What’s the biggest headache you’ve run into with autonomous agents so far?
Posted by AgentAiLeader@reddit | LocalLLaMA | View on Reddit | 3 comments
Hey everyone,
I’ve been tinkering with different local setups for autonomous agents lately, and I’m curious how others are experiencing it.
For me, the biggest pain point hasn’t been the model itself it’s the “agent logic” going rogue. Sometimes it over-optimizes something totally useless, sometimes it just loops forever, and sometimes it does something smart and I have no idea why it worked that time and not the last ten tries.
So I’m wondering:
What’s the biggest challenge you’ve personally run into when playing with autonomous agents locally?
Is it:
- the planning loop?
- tool usage?
- memory going wild?
- debugging the chain of thought?
- or just compute limitations?
No right or wrong answers I’m just trying to see what problems people here are actually facing so I can sanity-check whether I’m the only one fighting these weird edge cases.
Looking forward to hearing your chaos stories. 😅
blackkettle@reddit
Calling them “agents”. This naming convention is such a load of marketing bullshit and so easily confused with other meanings of this word. I absolutely despise it.

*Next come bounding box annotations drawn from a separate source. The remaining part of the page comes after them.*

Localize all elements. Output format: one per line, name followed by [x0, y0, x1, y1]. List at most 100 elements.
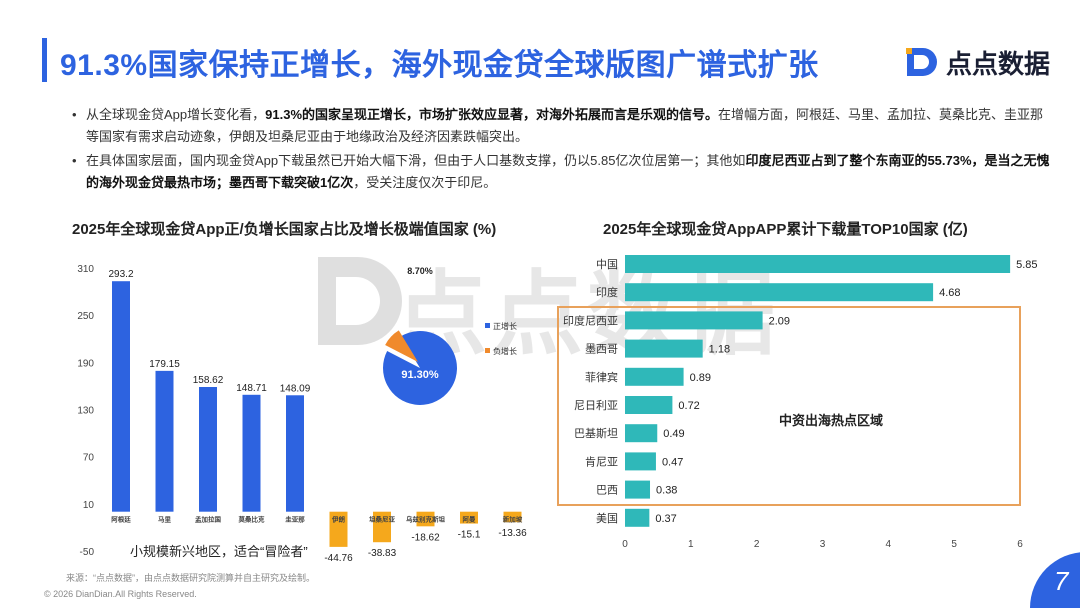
data-label: 293.2: [108, 269, 133, 280]
category-label: 印度: [596, 285, 618, 299]
category-label: 阿曼: [463, 515, 477, 524]
category-label: 圭亚那: [285, 515, 305, 524]
dd-logo-icon: [906, 48, 937, 76]
x-tick-label: 0: [622, 539, 628, 550]
bullet-text: 从全球现金贷App增长变化看，: [86, 107, 266, 122]
y-tick-label: 70: [83, 453, 95, 464]
bar: [503, 511, 522, 523]
data-label: 179.15: [149, 359, 180, 370]
category-label: 中国: [596, 258, 618, 271]
bar: [625, 367, 684, 386]
page-number-badge: 7: [1030, 552, 1080, 608]
bullet-text: 在增幅方面，阿根廷、马里、孟加拉、莫桑比克、圭亚那等国家有需求启动迹象，伊朗及坦…: [86, 107, 1044, 144]
bar: [625, 424, 658, 443]
logo-text: 点点数据: [946, 49, 1051, 79]
source-note: 来源：“点点数据”，由点点数据研究院测算并自主研究及绘制。: [66, 573, 315, 583]
copyright: © 2026 DianDian.All Rights Reserved.: [44, 589, 197, 599]
legend-swatch: [485, 348, 490, 353]
y-tick-label: 130: [77, 406, 94, 417]
category-label: 墨西哥: [585, 343, 618, 356]
bar: [112, 281, 130, 512]
bar: [625, 311, 763, 330]
data-label: 0.72: [678, 400, 699, 412]
bar: [625, 396, 673, 414]
data-label: 0.47: [662, 456, 683, 468]
category-label: 坦桑尼亚: [369, 515, 396, 524]
bar: [625, 480, 651, 499]
x-tick-label: 3: [820, 539, 826, 550]
bullet-bold-text: 91.3%的国家呈现正增长，市场扩张效应显著，对海外拓展而言是乐观的信号。: [265, 107, 719, 122]
category-label: 孟加拉国: [195, 515, 222, 524]
x-tick-label: 6: [1017, 539, 1023, 550]
bar: [625, 339, 703, 358]
bar: [416, 511, 435, 527]
emerging-region-note: 小规模新兴地区，适合“冒险者”: [130, 544, 308, 559]
data-label: 1.18: [709, 344, 730, 356]
category-label: 莫桑比克: [239, 515, 266, 524]
category-label: 尼日利亚: [574, 399, 618, 412]
category-label: 美国: [596, 512, 618, 525]
bullet-text: 在具体国家层面，国内现金贷App下载虽然已开始大幅下滑，但由于人口基数支撑，仍以…: [86, 153, 746, 168]
data-label: -13.36: [498, 528, 527, 539]
pie-value-label: 91.30%: [401, 369, 439, 381]
data-label: -38.83: [368, 548, 397, 559]
bar: [625, 508, 650, 527]
category-label: 巴基斯坦: [574, 426, 618, 440]
bar: [460, 511, 478, 524]
legend-swatch: [485, 323, 490, 328]
left-chart-title: 2025年全球现金贷App正/负增长国家占比及增长极端值国家 (%): [72, 221, 497, 238]
data-label: 4.68: [939, 287, 960, 299]
page-number: 7: [1054, 566, 1069, 596]
bar: [625, 255, 1011, 273]
bar: [329, 511, 348, 547]
x-tick-label: 1: [688, 539, 694, 550]
bar: [242, 394, 261, 512]
bar: [199, 387, 217, 512]
data-label: 148.09: [280, 383, 311, 394]
y-tick-label: -50: [80, 547, 95, 558]
x-tick-label: 2: [754, 539, 760, 550]
data-label: 2.09: [769, 315, 790, 327]
data-label: -44.76: [324, 553, 353, 564]
category-label: 新加坡: [503, 515, 523, 524]
bar: [286, 395, 304, 512]
x-tick-label: 4: [886, 539, 892, 550]
data-label: -15.1: [458, 530, 481, 541]
category-label: 乌兹别克斯坦: [406, 515, 446, 524]
legend-label: 负增长: [493, 346, 517, 356]
title-accent-bar: [42, 38, 47, 82]
data-label: 148.71: [236, 383, 267, 394]
bullet-item: 从全球现金贷App增长变化看，91.3%的国家呈现正增长，市场扩张效应显著，对海…: [70, 104, 1050, 148]
pie-value-label: 8.70%: [407, 266, 433, 276]
page-title: 91.3%国家保持正增长，海外现金贷全球版图广谱式扩张: [60, 49, 819, 82]
hot-zone-label: 中资出海热点区域: [779, 413, 884, 428]
bullet-list: 从全球现金贷App增长变化看，91.3%的国家呈现正增长，市场扩张效应显著，对海…: [70, 104, 1050, 196]
data-label: 0.37: [655, 513, 676, 525]
y-tick-label: 190: [77, 358, 94, 369]
download-hbar-chart: 中国 5.85 印度 4.68 印度尼西亚 2.09 墨西哥 1.18 菲律宾 0.89 尼日利亚 0…: [563, 255, 1038, 550]
x-tick-label: 5: [951, 539, 957, 550]
bar: [625, 452, 656, 471]
category-label: 阿根廷: [111, 515, 131, 524]
data-label: 0.89: [690, 372, 711, 384]
bar: [625, 283, 934, 302]
bar: [155, 370, 174, 512]
data-label: 0.49: [663, 428, 684, 440]
pie-slice: [383, 331, 457, 405]
y-tick-label: 250: [77, 311, 94, 322]
bullet-bold-text: 印度尼西亚占到了整个东南亚的55.73%，是当之无愧的海外现金贷最热市场；墨西哥…: [86, 153, 1050, 190]
category-label: 伊朗: [331, 515, 346, 524]
category-label: 肯尼亚: [585, 455, 618, 468]
legend-label: 正增长: [493, 321, 517, 331]
bar: [373, 511, 391, 543]
right-chart-title: 2025年全球现金贷AppAPP累计下载量TOP10国家 (亿): [603, 221, 968, 238]
category-label: 菲律宾: [585, 370, 618, 384]
bullet-item: 在具体国家层面，国内现金贷App下载虽然已开始大幅下滑，但由于人口基数支撑，仍以…: [70, 150, 1050, 194]
data-label: 158.62: [193, 375, 224, 386]
pie-slice: [385, 330, 418, 362]
y-tick-label: 310: [77, 264, 94, 275]
category-label: 巴西: [596, 485, 618, 497]
growth-bar-chart: 310 250 190 130 70 10 -50 293.2 阿根廷 179.15 马里 158.6…: [77, 264, 527, 564]
category-label: 马里: [158, 515, 172, 524]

AI Agents are just glorified context wrappers for LLMs. There’s nothing special about them and this vocabulary for them is really just an abject mess.
jrherita@reddit
Can you give me an example of an autonomous agent over optimizing something? I don't have experience with managing aa's. thanks!
BeneficialLook6678@reddit
Maybe the key to AI security is not just technical safeguards. Prompt injections and exploits are scary, but human oversight and sloppy governance cause most real failures. If your organization culture does not question what the agent does at every step, perfect code does not prevent chaos.